Hundert Jahre und immer noch unterwegs
Am 22. und 23. August wird im Kirnitzschtal gefeiert, und zwar einem Straßenbahnwagen zu Ehren. Der Triebwagen 9 wird hundert. Er fährt immer noch, er rumpelt immer noch, und wer schon einmal in ihm gesessen hat, weiß, dass man hier nicht schnell vorankommt und das auch gar nicht will.

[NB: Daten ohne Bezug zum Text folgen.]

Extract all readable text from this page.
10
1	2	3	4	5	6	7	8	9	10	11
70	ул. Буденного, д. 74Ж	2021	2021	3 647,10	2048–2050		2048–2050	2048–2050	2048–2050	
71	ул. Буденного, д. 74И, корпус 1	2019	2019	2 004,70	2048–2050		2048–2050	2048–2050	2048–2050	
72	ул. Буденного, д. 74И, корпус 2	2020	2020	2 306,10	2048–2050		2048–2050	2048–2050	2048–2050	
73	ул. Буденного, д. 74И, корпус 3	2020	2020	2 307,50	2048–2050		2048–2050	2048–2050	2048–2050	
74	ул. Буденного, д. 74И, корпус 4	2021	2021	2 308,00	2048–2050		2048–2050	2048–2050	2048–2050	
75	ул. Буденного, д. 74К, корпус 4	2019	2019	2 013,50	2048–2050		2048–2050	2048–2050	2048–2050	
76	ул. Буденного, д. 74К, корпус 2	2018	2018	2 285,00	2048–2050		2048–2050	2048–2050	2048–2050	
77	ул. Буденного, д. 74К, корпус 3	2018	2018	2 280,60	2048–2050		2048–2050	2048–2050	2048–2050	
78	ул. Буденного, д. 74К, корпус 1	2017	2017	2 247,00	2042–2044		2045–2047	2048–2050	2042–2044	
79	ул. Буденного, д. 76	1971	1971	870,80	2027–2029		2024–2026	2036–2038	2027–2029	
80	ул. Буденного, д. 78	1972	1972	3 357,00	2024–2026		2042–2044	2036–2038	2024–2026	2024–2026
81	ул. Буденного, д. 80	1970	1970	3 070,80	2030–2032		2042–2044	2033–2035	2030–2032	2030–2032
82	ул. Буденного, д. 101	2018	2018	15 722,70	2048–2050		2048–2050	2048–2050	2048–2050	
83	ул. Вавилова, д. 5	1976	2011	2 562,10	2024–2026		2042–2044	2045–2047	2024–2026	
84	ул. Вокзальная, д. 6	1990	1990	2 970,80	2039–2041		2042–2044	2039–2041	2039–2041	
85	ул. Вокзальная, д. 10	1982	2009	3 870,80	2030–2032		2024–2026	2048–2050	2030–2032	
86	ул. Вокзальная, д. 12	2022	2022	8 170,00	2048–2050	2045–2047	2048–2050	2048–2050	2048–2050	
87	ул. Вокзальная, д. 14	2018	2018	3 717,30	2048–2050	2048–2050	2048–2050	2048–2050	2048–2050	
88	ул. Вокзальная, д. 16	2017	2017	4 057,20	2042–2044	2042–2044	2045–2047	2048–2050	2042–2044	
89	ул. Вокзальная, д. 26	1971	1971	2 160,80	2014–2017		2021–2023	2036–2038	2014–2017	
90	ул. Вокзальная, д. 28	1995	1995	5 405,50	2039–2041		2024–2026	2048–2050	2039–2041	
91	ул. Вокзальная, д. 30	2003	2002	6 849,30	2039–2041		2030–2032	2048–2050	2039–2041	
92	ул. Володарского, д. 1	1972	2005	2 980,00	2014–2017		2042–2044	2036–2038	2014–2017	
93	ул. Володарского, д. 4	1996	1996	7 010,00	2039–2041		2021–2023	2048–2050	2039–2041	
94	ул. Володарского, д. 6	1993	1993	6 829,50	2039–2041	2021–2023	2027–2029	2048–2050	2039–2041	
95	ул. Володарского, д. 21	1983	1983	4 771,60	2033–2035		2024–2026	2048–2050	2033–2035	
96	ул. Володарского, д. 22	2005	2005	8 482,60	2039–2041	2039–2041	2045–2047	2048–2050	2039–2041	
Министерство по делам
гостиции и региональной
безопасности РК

Die Kirnitzschtalbahn ist die letzte ihrer Art in Sachsen: eine Überlandstraßenbahn, die seit 1898 vom Kurpark in Bad Schandau hinauf zum Lichtenhainer Wasserfall fährt, sieben Kilometer am Bach entlang, mitten durch den Nationalpark. Kein Tunnel, keine Abkürzung, links Fels, rechts Wasser. Zum Jubiläum sind die historischen Wagen im Einsatz.
Angefangen hat der Neunziger übrigens gar nicht hier. Gebaut wurde er 1926, gefahren ist er zuerst unten bei Dresden auf der Lockwitztalbahn, und ins Kirnitzschtal kam er erst 1981. Seitdem gehört er hierher, als wäre er nie woanders gewesen.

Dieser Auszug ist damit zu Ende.